La le porriez faire rebatre
Et retemprer et faire saine,
Se aventure la vos maine.
N'alez se chiés Triboët non,
Un fevre qui ensi a non,
Car cil le fist et refera,
Ou jamais faite ne sera
Por home qui s'en entremete."
(15) Voir la triple métaphorique (sexuelle, forgeronne, scripturaire) dans le De Planctu Naturae , PL, col. 456-7, et le Roman de la Rose , éd. Lecoy, Paris, 1970, t. 3, v. 19513 sqq.; cf. A. Leupin, "Le De Planctu Naturae d'Alain de Lille: une poétique du 12e s.," Digraphe , 9, 1976.
(16) "Depuis les temps anciens jusqu'aux tentatives de l'avant-garde, la littérature s'affaire à représenter quelque chose.
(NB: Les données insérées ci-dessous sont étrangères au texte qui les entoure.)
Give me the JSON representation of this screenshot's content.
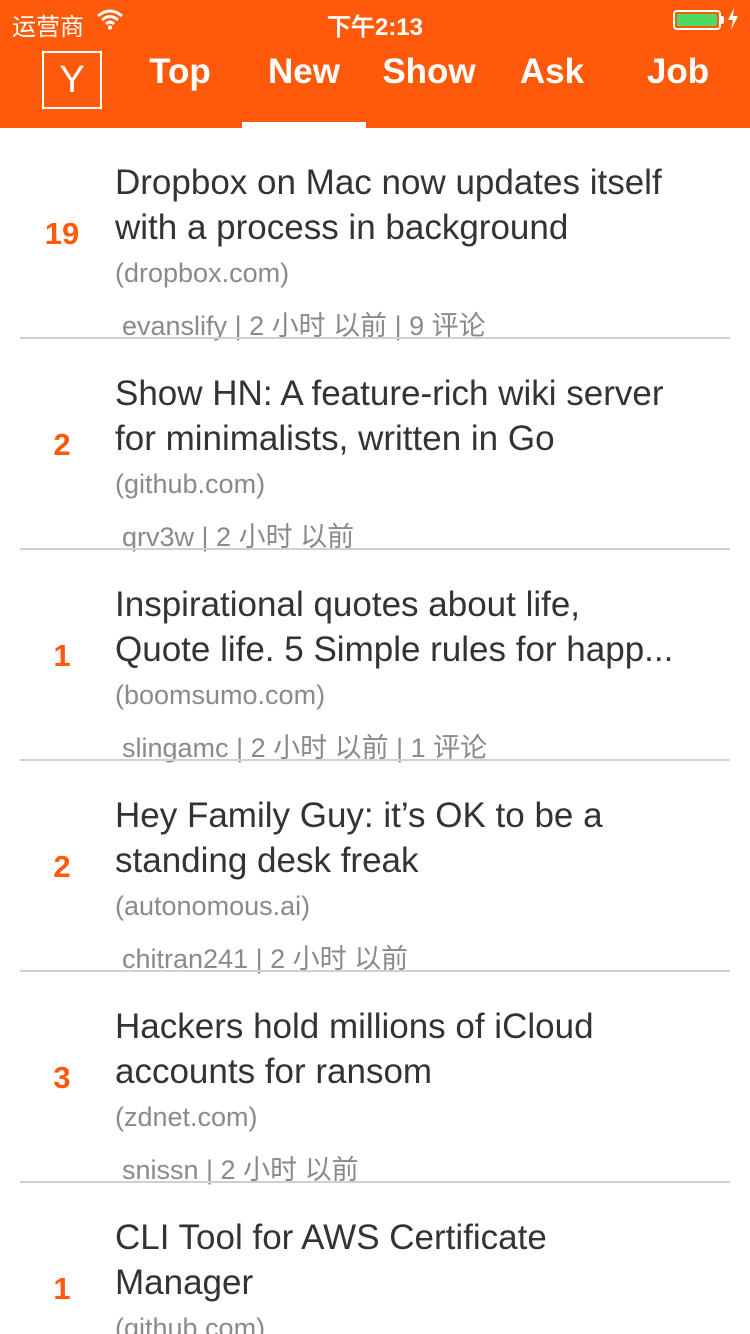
{
  "status_bar": {
    "carrier": "运营商",
    "time": "下午2:13",
    "battery_percent": 100,
    "battery_color": "#4cd964"
  },
  "header": {
    "logo": "Y",
    "tabs": [
      {
        "label": "Top",
        "selected": false
      },
      {
        "label": "New",
        "selected": true
      },
      {
        "label": "Show",
        "selected": false
      },
      {
        "label": "Ask",
        "selected": false
      },
      {
        "label": "Job",
        "selected": false
      }
    ],
    "accent_color": "#ff5a0a"
  },
  "stories": [
    {
      "points": "19",
      "title_lines": [
        "Dropbox on Mac now updates itself",
        "with a process in background"
      ],
      "domain": "(dropbox.com)",
      "user": "evanslify",
      "time": "| 2 小时 以前",
      "comments": "| 9 评论"
    },
    {
      "points": "2",
      "title_lines": [
        "Show HN: A feature-rich wiki server",
        "for minimalists, written in Go"
      ],
      "domain": "(github.com)",
      "user": "qrv3w",
      "time": "| 2 小时 以前",
      "comments": ""
    },
    {
      "points": "1",
      "title_lines": [
        "Inspirational quotes about life,",
        "Quote life. 5 Simple rules for happ..."
      ],
      "domain": "(boomsumo.com)",
      "user": "slingamc",
      "time": "| 2 小时 以前",
      "comments": "| 1 评论"
    },
    {
      "points": "2",
      "title_lines": [
        "Hey Family Guy: it’s OK to be a",
        "standing desk freak"
      ],
      "domain": "(autonomous.ai)",
      "user": "chitran241",
      "time": "| 2 小时 以前",
      "comments": ""
    },
    {
      "points": "3",
      "title_lines": [
        "Hackers hold millions of iCloud",
        "accounts for ransom"
      ],
      "domain": "(zdnet.com)",
      "user": "snissn",
      "time": "| 2 小时 以前",
      "comments": ""
    },
    {
      "points": "1",
      "title_lines": [
        "CLI Tool for AWS Certificate",
        "Manager"
      ],
      "domain": "(github.com)",
      "user": "",
      "time": "",
      "comments": ""
    }
  ]
}
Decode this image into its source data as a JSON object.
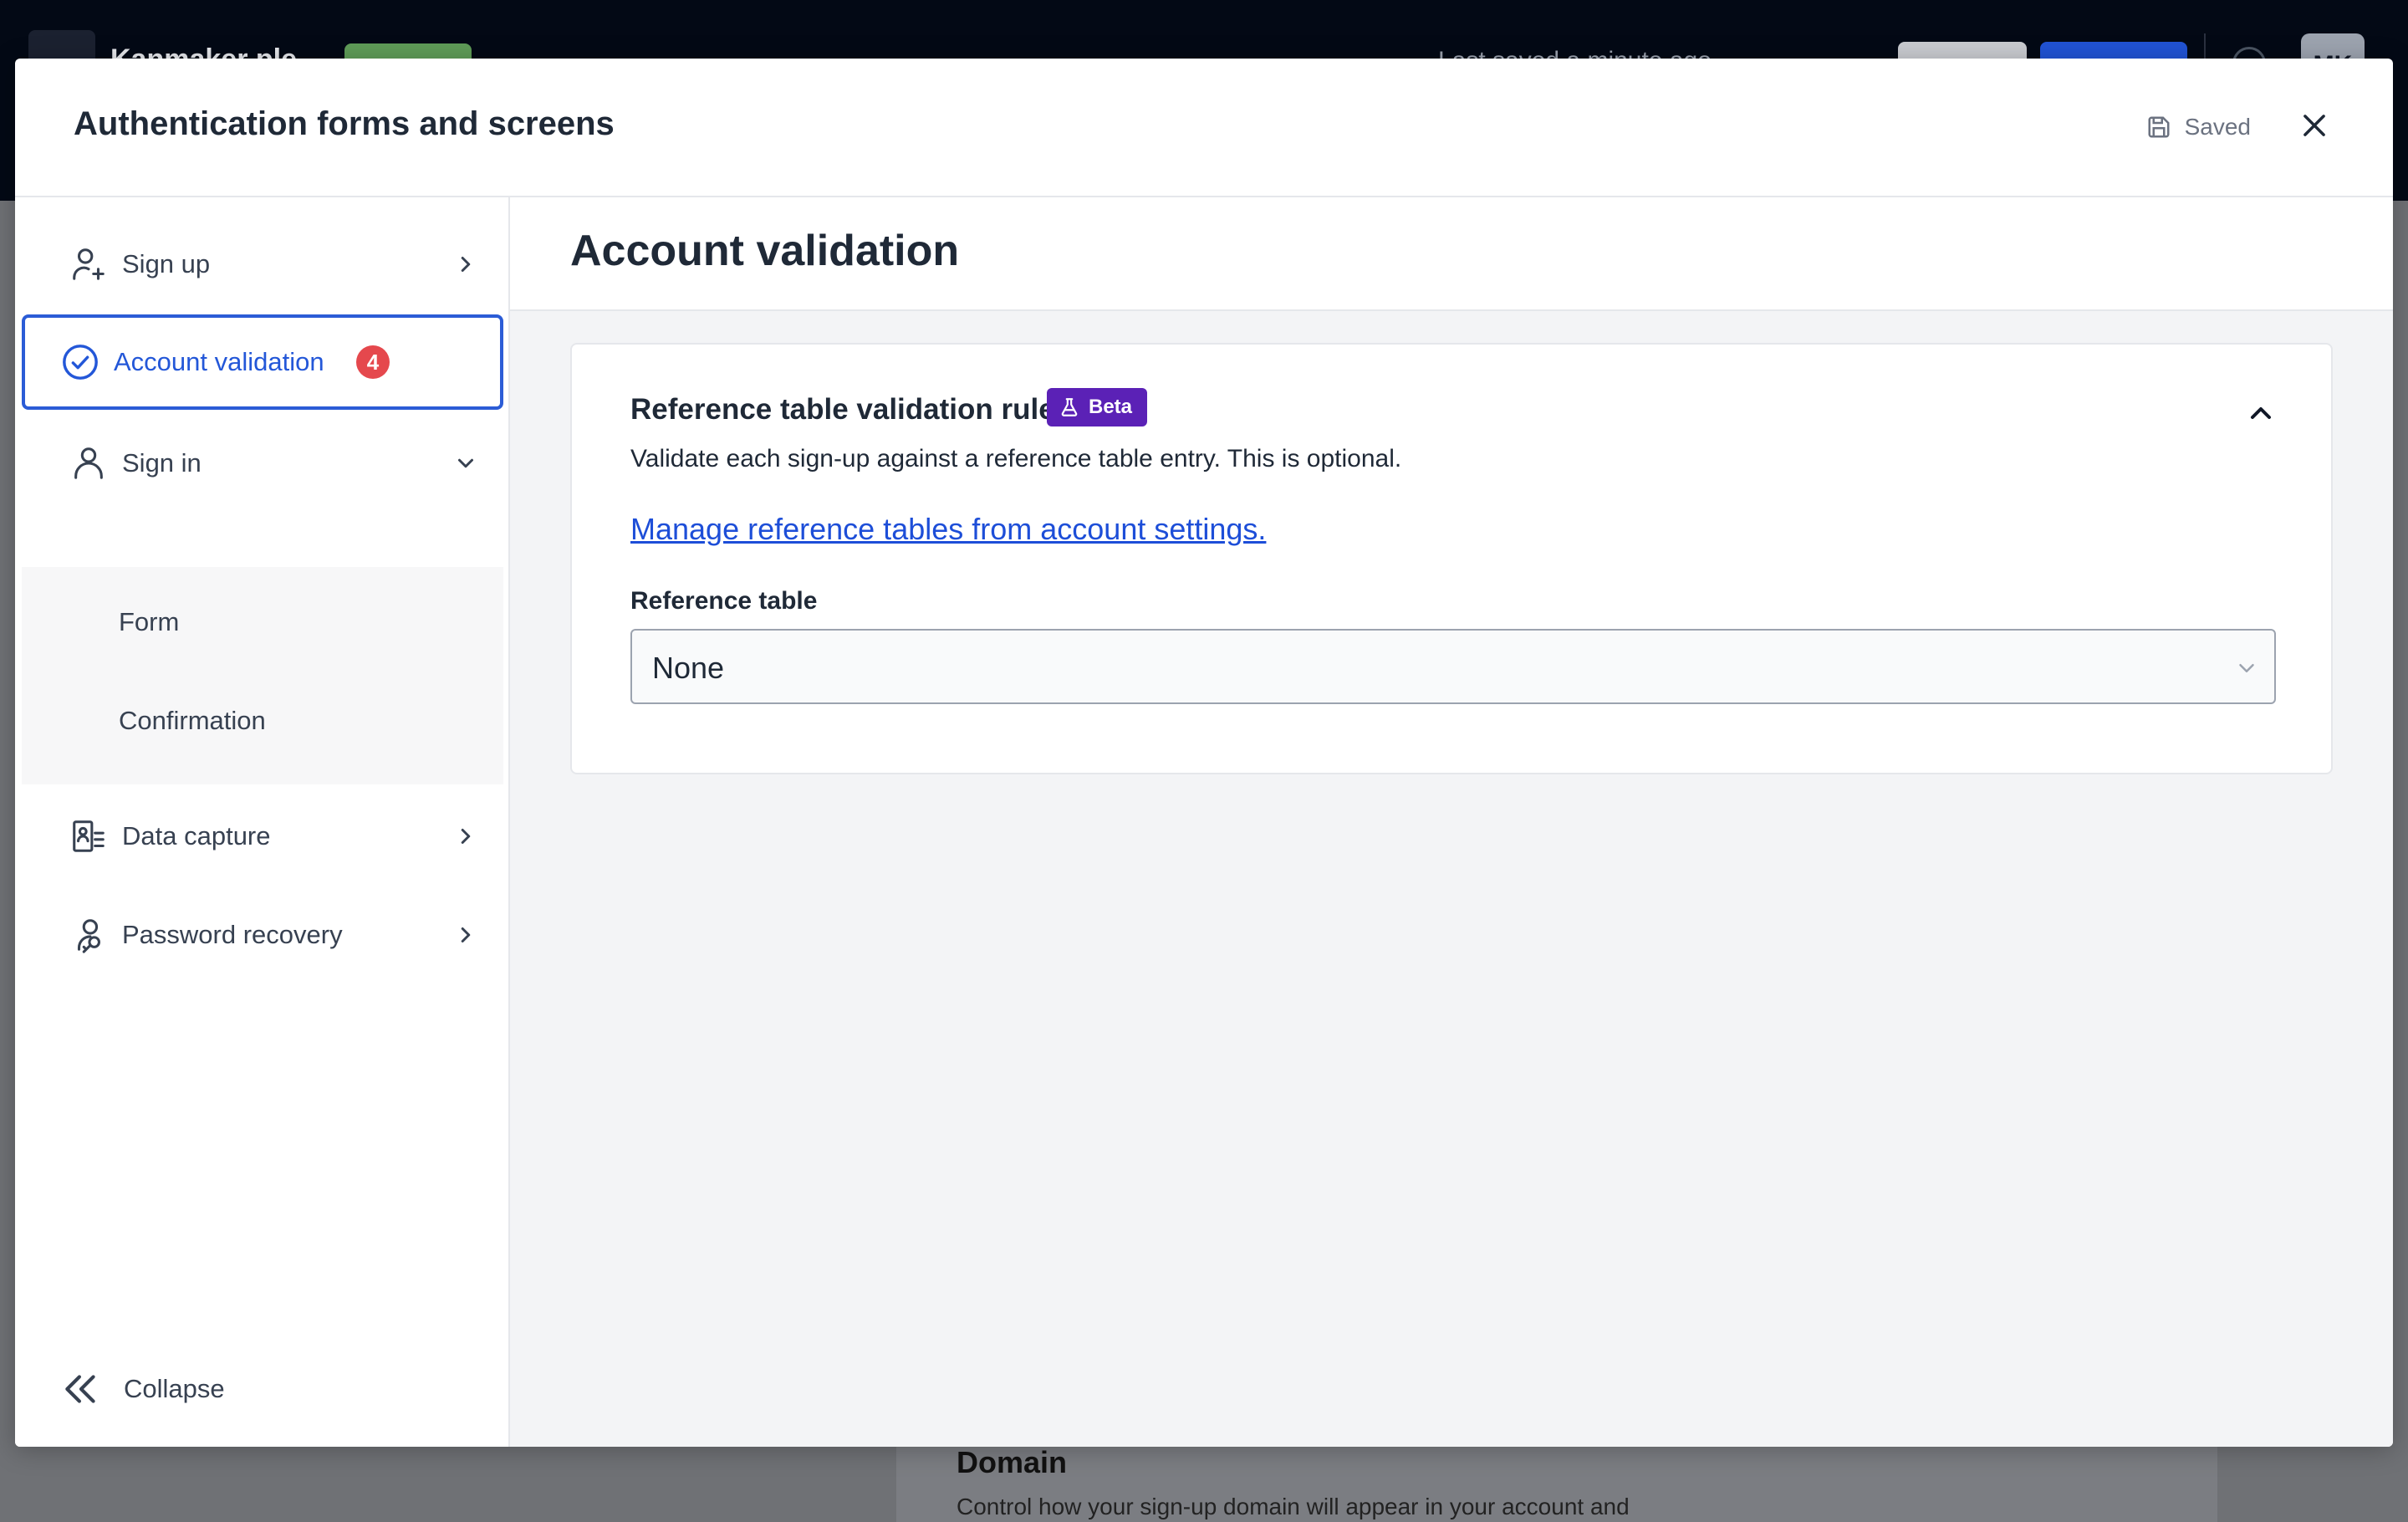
{
  "background": {
    "app_name": "Kanmaker ple",
    "status_text": "Last saved a minute ago",
    "avatar_initials": "MK",
    "domain_heading": "Domain",
    "domain_description": "Control how your sign-up domain will appear in your account and"
  },
  "modal": {
    "title": "Authentication forms and screens",
    "saved_label": "Saved"
  },
  "sidebar": {
    "items": [
      {
        "label": "Sign up",
        "icon": "user-plus-icon"
      },
      {
        "label": "Account validation",
        "icon": "check-circle-icon",
        "badge": "4",
        "active": true
      },
      {
        "label": "Sign in",
        "icon": "user-icon",
        "expanded": true
      },
      {
        "label": "Data capture",
        "icon": "form-icon"
      },
      {
        "label": "Password recovery",
        "icon": "key-user-icon"
      }
    ],
    "sign_in_sub": [
      "Form",
      "Confirmation"
    ],
    "collapse_label": "Collapse"
  },
  "main": {
    "title": "Account validation",
    "card": {
      "title": "Reference table validation rules",
      "beta_label": "Beta",
      "description": "Validate each sign-up against a reference table entry. This is optional.",
      "link_text": "Manage reference tables from account settings.",
      "field_label": "Reference table",
      "select_value": "None"
    }
  },
  "colors": {
    "accent": "#2b5cd6",
    "badge": "#e5484d",
    "beta": "#5b21b6",
    "link": "#1d4ed8"
  }
}
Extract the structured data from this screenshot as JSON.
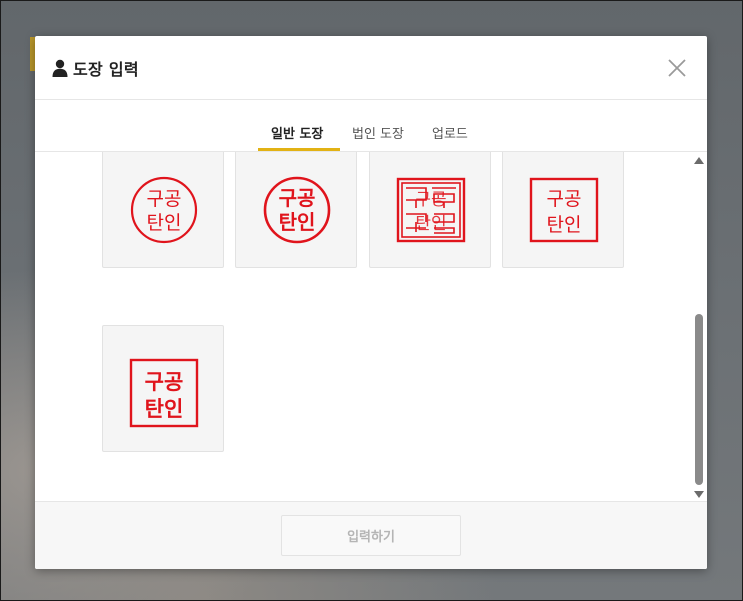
{
  "dialog": {
    "title": "도장 입력",
    "close_icon": "close-icon",
    "user_icon": "person-icon"
  },
  "tabs": [
    {
      "label": "일반 도장",
      "active": true
    },
    {
      "label": "법인 도장",
      "active": false
    },
    {
      "label": "업로드",
      "active": false
    }
  ],
  "stamps": [
    {
      "shape": "circle",
      "style": "regular",
      "line1": "구공",
      "line2": "탄인"
    },
    {
      "shape": "circle",
      "style": "bold",
      "line1": "구공",
      "line2": "탄인"
    },
    {
      "shape": "square",
      "style": "seal-script",
      "line1": "구공",
      "line2": "탄인"
    },
    {
      "shape": "square",
      "style": "regular",
      "line1": "구공",
      "line2": "탄인"
    },
    {
      "shape": "square",
      "style": "bold",
      "line1": "구공",
      "line2": "탄인"
    }
  ],
  "footer": {
    "submit_label": "입력하기",
    "submit_enabled": false
  },
  "colors": {
    "stamp_red": "#e0141c",
    "tab_accent": "#e2b214"
  },
  "scroll": {
    "position_fraction": 0.55
  }
}
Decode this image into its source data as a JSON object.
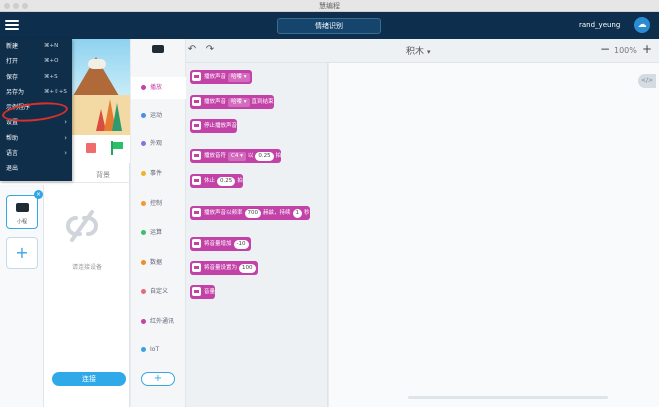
{
  "window": {
    "title": "慧编程"
  },
  "header": {
    "project_name": "情绪识别",
    "username": "rand_yeung",
    "avatar_icon": "cloud-icon"
  },
  "file_menu": {
    "items": [
      {
        "label": "新建",
        "shortcut": "⌘+N",
        "has_submenu": false
      },
      {
        "label": "打开",
        "shortcut": "⌘+O",
        "has_submenu": false
      },
      {
        "label": "保存",
        "shortcut": "⌘+S",
        "has_submenu": false
      },
      {
        "label": "另存为",
        "shortcut": "⌘+⇧+S",
        "has_submenu": false
      },
      {
        "label": "示例程序",
        "shortcut": "",
        "has_submenu": false
      },
      {
        "label": "设置",
        "shortcut": "",
        "has_submenu": true
      },
      {
        "label": "帮助",
        "shortcut": "",
        "has_submenu": true
      },
      {
        "label": "语言",
        "shortcut": "",
        "has_submenu": true
      },
      {
        "label": "退出",
        "shortcut": "",
        "has_submenu": false
      }
    ],
    "highlighted": "示例程序"
  },
  "stage": {
    "tab_background": "背景"
  },
  "devices": {
    "selected_device_label": "小程",
    "empty_text": "请连接设备",
    "connect_button": "连接"
  },
  "categories": [
    {
      "label": "播放",
      "color": "#c342a8",
      "active": true
    },
    {
      "label": "运动",
      "color": "#4a8ee8",
      "active": false
    },
    {
      "label": "外观",
      "color": "#8f6fe0",
      "active": false
    },
    {
      "label": "事件",
      "color": "#f0b429",
      "active": false
    },
    {
      "label": "控制",
      "color": "#f29a2e",
      "active": false
    },
    {
      "label": "运算",
      "color": "#3bbf6e",
      "active": false
    },
    {
      "label": "数据",
      "color": "#f08c2a",
      "active": false
    },
    {
      "label": "自定义",
      "color": "#e46a7c",
      "active": false
    },
    {
      "label": "红外通讯",
      "color": "#c342a8",
      "active": false
    },
    {
      "label": "IoT",
      "color": "#3aa4e0",
      "active": false
    }
  ],
  "toolbar": {
    "mode": "积木",
    "zoom": "100%"
  },
  "blocks": [
    {
      "parts": [
        {
          "t": "txt",
          "v": "播放声音"
        },
        {
          "t": "drop",
          "v": "哈喽 ▾"
        }
      ]
    },
    {
      "parts": [
        {
          "t": "txt",
          "v": "播放声音"
        },
        {
          "t": "drop",
          "v": "哈喽 ▾"
        },
        {
          "t": "txt",
          "v": "直到结束"
        }
      ]
    },
    {
      "parts": [
        {
          "t": "txt",
          "v": "停止播放声音"
        }
      ]
    },
    {
      "parts": [
        {
          "t": "txt",
          "v": "播放音符"
        },
        {
          "t": "drop",
          "v": "C4 ▾"
        },
        {
          "t": "txt",
          "v": "以"
        },
        {
          "t": "pill",
          "v": "0.25"
        },
        {
          "t": "txt",
          "v": "拍"
        }
      ]
    },
    {
      "parts": [
        {
          "t": "txt",
          "v": "休止"
        },
        {
          "t": "pill",
          "v": "0.25"
        },
        {
          "t": "txt",
          "v": "拍"
        }
      ]
    },
    {
      "parts": [
        {
          "t": "txt",
          "v": "播放声音以频率"
        },
        {
          "t": "pill",
          "v": "700"
        },
        {
          "t": "txt",
          "v": "赫兹，持续"
        },
        {
          "t": "pill",
          "v": "1"
        },
        {
          "t": "txt",
          "v": "秒"
        }
      ]
    },
    {
      "parts": [
        {
          "t": "txt",
          "v": "将音量增加"
        },
        {
          "t": "pill",
          "v": "-10"
        }
      ]
    },
    {
      "parts": [
        {
          "t": "txt",
          "v": "将音量设置为"
        },
        {
          "t": "pill",
          "v": "100"
        }
      ]
    },
    {
      "parts": [
        {
          "t": "txt",
          "v": "音量"
        }
      ]
    }
  ],
  "workspace": {
    "code_toggle": "</>"
  }
}
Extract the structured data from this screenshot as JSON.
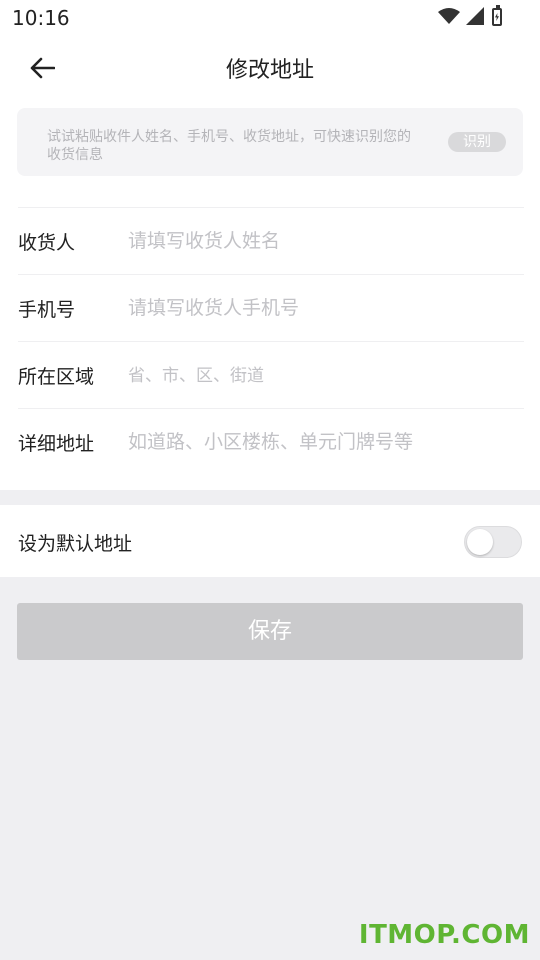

Quoi? Je dirai brutalement: le réel. Le réel n'est pas représentable, et c'est parce que les hommes veulent sans cesse le représenter par des mots, qu'il y a une histoire de la littérature. Que le réel ne soit pas représentable -mais seulement démontrable -peut être dit de plusieurs façons: soit qu'avec Lacan on le définisse comme l'impossible, ce qui ne peut s'atteindre et échappe au discours, soit qu'en termes topologiques, on constate qu'on ne peut faire coïncider un ordre pluridimensionnel (le réel) et un ordre unidimensionnel (le langage). Or c'est précisément cette impossibilité topologique à quoi la littérature ne veut pas, ne veut jamais se rendre. De ce qu'il n'y a point de parallélisme entre le réel et le langage, les hommes ne prennent pas leur parti, et c'est ce refus, peut-être aussi vieux que le langage lui-même, qui produit, dans un affairement incessant, la littérature." R. Barthes, Leçon , Paris, 1978, p. 21.